The query takes over 1 minute to complete, and when it does it gives me results that are larger than the real values.

I believe the additional tables are adding additional rows - when it shouldn't. But I am unsure on how to stop this from happening. I think their might be something wrong with the relationships but I'm unsure.

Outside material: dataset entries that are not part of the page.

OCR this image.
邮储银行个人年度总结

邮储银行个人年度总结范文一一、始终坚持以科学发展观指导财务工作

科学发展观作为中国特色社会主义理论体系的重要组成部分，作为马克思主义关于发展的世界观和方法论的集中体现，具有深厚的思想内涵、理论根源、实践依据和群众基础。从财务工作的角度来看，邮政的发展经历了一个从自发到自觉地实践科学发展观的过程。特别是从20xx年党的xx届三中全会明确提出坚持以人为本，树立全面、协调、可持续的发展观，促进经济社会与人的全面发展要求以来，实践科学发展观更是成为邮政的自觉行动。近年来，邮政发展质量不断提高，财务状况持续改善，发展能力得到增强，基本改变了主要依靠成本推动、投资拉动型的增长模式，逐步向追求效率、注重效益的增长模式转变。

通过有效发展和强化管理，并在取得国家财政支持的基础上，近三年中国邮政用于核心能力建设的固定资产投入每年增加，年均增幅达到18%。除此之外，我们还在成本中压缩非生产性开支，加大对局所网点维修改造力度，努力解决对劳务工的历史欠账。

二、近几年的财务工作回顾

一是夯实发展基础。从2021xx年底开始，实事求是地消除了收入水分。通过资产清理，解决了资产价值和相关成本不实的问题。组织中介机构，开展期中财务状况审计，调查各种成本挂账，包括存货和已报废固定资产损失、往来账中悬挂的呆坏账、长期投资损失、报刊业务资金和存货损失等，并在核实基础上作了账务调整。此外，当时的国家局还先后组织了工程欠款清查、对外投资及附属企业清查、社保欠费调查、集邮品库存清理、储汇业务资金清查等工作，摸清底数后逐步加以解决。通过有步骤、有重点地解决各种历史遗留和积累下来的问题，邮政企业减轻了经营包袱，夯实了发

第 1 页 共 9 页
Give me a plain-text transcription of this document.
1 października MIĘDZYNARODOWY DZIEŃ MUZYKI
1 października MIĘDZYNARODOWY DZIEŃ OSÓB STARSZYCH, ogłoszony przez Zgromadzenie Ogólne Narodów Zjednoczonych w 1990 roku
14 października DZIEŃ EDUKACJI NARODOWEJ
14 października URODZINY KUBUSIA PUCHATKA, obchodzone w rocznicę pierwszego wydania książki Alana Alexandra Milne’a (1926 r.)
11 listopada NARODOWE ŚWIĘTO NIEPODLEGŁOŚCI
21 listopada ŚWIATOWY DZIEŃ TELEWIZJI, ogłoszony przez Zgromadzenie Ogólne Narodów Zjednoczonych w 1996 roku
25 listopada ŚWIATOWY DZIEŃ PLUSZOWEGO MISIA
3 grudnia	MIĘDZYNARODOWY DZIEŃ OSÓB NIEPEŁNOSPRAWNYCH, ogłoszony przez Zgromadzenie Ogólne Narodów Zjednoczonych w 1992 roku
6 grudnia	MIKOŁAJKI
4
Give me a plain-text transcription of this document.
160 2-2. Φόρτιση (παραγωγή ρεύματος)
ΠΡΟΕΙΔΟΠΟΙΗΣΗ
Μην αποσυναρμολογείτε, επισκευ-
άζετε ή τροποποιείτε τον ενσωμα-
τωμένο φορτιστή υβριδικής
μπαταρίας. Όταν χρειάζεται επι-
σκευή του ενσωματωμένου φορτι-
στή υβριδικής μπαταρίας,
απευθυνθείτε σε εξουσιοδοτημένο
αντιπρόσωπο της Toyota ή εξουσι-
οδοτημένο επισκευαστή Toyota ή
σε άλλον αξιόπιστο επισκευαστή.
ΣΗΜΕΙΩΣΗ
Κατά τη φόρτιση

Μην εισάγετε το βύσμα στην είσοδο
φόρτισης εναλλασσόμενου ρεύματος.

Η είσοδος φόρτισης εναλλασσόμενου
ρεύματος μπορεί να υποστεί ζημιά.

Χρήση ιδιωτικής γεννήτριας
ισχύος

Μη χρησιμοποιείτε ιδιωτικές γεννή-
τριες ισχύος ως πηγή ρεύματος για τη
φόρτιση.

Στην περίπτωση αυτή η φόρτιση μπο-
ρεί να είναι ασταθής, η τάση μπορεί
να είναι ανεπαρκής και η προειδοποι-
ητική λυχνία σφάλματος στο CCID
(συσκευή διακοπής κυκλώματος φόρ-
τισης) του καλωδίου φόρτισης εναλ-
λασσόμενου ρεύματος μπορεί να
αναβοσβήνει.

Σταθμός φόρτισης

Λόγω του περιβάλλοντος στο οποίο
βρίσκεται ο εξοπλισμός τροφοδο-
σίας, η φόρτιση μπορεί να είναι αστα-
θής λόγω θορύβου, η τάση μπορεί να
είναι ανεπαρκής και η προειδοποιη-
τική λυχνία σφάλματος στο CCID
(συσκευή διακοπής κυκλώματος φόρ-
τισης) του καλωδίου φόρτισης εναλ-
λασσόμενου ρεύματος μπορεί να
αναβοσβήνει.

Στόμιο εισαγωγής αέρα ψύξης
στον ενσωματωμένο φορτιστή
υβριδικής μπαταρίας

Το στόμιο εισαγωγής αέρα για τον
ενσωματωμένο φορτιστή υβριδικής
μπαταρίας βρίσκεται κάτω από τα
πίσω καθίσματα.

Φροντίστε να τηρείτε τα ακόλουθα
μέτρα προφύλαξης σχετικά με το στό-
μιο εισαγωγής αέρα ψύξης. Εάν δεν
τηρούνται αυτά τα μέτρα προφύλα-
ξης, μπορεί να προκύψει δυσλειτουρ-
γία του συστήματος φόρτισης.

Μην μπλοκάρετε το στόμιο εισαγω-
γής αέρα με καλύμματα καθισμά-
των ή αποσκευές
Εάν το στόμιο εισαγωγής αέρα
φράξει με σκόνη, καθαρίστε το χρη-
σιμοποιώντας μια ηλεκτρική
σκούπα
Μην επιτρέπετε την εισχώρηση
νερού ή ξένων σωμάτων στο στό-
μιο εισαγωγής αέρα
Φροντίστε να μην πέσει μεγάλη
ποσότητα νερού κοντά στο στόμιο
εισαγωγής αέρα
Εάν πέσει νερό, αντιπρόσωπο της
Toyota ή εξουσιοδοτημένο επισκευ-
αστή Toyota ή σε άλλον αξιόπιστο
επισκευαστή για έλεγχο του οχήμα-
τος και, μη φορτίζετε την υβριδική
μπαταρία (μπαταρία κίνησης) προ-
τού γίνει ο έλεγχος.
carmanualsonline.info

I have tried all methods. Any help is appreciated.

This is my database:

Click here for the diagram

Results

Expected Result: Expected results

Expected Results: Expected results

The expected results are the above columns shown in one query output.

  • 4
    Create a https://dbfiddle.uk/ with sample data that demonstrate the problem and update the post with the url and expected result – Lennart - Slava Ukraini Aug 14 '22 at 05:46
  • 3
    Debug questions require a [mre]. All in your post, not just at a link. (@Lennart) PS [Why should I not upload images of code/data/errors when asking?](https://meta.stackoverflow.com/q/285551/3404097) [Why are images of text, code and mathematical expressions discouraged?](https://meta.stackexchange.com/q/320052/266284). [ask] [Help] PS Give DDL not ERDs. Give all & only what is needed to ask. When you get a result you don't expect, pause your overall goal, chop to the 1st subexpression with unexpected result & say what you expected & why, justified by documentation. (Debugging fundamental.) – philipxy Aug 14 '22 at 06:00
  • 1
    Double check your join conditions. Are you missing one between `SalesPerson` and `SalesOrder`? – Squirrel Aug 14 '22 at 06:58
  • See [How do comment replies work?](https://meta.stackexchange.com/q/43019/266284) to learn to use `@x` to notify 1 non-sole non-poster commenter `x` per comment about that comment. Posters, sole commenters & followers of posts always get notified. Without `@` other commenters get no notification. PS [mre] PS No images/links. – philipxy Aug 14 '22 at 07:45
  • 2
    Please don't use images for code, data or errors. Use formatted text. – Dale K Aug 14 '22 at 07:56
  • 2
    This is the same problem as your previous question, you need to debug your joins and ensure they are returning the data you want – Dale K Aug 14 '22 at 08:00
  • 1
    Think through your joins. What does each do? Does it return a single row per row of the left side, or does it return multiple? If it returns multiple, how do you propose to reduce that? Either use another join condition, or pre-aggregate it with a nested `SELECT` or pre-filter it using `ROW_NUMBER` etc – Charlieface Aug 14 '22 at 10:31

1 Answers1

-3

I'm not sure if I understand your problem. Here are my thoughts:

  1. For faster run time
  • Consider creating index for your tables.
  1. Results that are larger than real values
  • If you are referring to YearlySalesKPI and YearlySales, duplicate rows might be the reason behind it, try running your query without sum first, check if there are repeating values, additional column joins will probably solve it.